C:  Vitamin E is good for aging people.

D:  Sign: Watch repairs here.

E. I'm not a big banana pancake fan.







Terms are ambiguous when they have more than one plausible interpretation.  ("Ambi" means "two"). Ambiguity comes in two flavours: syntactic and semantic.   Syntactic ambiguity (also called "amphiboly") is when the sentence structure offers more than one plausible meaning. Semantic ambiguity is when a word can have two possible meanings.

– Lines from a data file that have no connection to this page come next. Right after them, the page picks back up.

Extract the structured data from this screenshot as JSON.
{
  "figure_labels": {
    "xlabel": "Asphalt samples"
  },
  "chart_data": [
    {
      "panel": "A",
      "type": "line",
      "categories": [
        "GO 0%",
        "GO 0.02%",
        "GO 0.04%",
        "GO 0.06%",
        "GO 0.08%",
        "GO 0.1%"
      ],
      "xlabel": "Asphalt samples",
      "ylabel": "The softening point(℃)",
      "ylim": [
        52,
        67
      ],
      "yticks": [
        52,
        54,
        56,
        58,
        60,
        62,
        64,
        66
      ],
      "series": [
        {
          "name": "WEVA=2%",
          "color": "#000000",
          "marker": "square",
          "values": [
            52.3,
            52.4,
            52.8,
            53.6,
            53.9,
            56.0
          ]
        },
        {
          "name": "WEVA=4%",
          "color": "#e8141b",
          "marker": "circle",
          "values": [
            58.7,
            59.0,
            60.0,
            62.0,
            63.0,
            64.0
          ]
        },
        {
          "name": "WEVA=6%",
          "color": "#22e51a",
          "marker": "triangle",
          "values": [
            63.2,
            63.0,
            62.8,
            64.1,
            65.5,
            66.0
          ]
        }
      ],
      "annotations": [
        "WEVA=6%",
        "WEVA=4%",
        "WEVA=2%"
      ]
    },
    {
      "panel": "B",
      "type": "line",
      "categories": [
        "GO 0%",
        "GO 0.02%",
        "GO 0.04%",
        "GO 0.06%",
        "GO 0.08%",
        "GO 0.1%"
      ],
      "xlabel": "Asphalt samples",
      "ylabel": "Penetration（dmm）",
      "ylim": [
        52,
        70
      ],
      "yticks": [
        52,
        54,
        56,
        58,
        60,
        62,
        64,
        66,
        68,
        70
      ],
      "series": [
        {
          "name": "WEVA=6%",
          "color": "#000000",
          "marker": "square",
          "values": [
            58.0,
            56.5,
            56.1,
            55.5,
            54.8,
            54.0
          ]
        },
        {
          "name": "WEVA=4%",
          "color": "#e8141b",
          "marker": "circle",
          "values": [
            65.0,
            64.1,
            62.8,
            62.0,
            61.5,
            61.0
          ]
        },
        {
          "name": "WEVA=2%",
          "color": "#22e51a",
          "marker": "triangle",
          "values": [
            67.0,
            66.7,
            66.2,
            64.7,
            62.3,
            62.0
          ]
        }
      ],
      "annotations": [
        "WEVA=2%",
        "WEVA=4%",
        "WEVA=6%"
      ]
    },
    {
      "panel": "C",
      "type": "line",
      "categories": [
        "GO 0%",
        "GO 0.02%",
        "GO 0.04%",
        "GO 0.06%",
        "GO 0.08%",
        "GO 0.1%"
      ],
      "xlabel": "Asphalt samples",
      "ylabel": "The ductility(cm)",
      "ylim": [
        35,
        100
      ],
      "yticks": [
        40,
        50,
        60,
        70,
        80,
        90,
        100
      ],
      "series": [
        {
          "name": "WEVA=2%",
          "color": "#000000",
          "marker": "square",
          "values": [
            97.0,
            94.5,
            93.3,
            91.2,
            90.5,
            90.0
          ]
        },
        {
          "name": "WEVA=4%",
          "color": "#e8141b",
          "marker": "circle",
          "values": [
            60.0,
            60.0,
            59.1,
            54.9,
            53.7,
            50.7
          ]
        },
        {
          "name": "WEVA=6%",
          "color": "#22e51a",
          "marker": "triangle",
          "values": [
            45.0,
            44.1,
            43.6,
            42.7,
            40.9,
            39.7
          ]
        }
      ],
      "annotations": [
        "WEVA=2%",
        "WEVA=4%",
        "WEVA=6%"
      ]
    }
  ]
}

Generally, context sorts outs semantic ambiguity (but not always).

Part 3:
A:  Person 1:  Everything in life happens for a reason...maaaaaaaaaaaaaaaan.  
Person 2:  That's ridiculous.  What's the reason for my moving my finger right now?
Person 1:  Because you had the thought "move your finger" which caused the nerves leading to your finger to fire in succession, culminating in the movement of your finger...duh.

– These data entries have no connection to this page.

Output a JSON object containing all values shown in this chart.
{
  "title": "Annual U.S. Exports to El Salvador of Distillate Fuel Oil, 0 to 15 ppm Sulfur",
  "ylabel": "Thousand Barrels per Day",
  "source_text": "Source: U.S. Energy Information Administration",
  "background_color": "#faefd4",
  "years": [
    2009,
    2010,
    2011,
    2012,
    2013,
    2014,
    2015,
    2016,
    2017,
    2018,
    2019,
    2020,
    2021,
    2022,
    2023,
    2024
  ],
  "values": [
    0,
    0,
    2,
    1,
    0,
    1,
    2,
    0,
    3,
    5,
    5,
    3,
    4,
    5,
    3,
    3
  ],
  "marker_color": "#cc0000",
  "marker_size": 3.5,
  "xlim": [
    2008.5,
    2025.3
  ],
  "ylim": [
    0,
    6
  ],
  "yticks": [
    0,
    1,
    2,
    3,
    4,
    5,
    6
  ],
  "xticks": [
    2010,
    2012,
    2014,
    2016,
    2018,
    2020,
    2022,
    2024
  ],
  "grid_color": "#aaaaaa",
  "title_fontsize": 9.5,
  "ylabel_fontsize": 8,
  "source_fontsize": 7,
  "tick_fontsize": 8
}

B:  Science has discovered many laws of nature.  This surely constitutes proof that there is a God, for wherever there are laws, there must be a lawgiver.  Consequentially, God must exist as the great lawgiver of the universe. 

C:  Since, as scientists tell us, energy neither comes into being nor goes out of being, there should be no energy crisis.








Fallacy of Equivocation:  The fallacy of equivocation is when a key term in the argument isn't used with a consistent meaning throughout the premises and/or conclusion.  In other words, a term might be used differently between premises or between the premises and the conclusion.  Test hint: This is Ami's favorite fallacy.

Part 4:  
A:  Everything in the universe could not have created itself, therefore the universe also could not have created itself.  
--William Paley's Teleological Argument

B:  If everyone pursues their own best interest, societies best interests will also be served.
--Libertarianism

C:  Since everyone cares about their own individual happiness, they will also care about the aggregate happiness of society.
--J.S. Mill in Utilitarianism

D:  This dinner is going to taste delicious:  Every ingredient it's made from is delicious.
--My mom.

E:  Every person in the class was born to a mother therefore this class was born to a mother.

F:  He/She's got every quality I like in a person.  I'm sure we'll get along.






Fallacy of Composition:  (P1)  Since the parts P, Q, R which make up X have property(ies) a, b, c, then (P2) X must also have properties a, b, c.


Part 5
A:  This food tastes awful.  You must have used horrible ingredients.

B: The Seattle Seahawks were the best team in the NFL this year.  They must have the best players.

C:  The science man says there's supposed to be global warming, so why is it so cold in the D?








Fallacy of Division:  (P1)  Since some whole has property a, then (P2) it's parts (X, Y, Z) must also have property a.



No Homework...Bring me beautiful take-home midterms.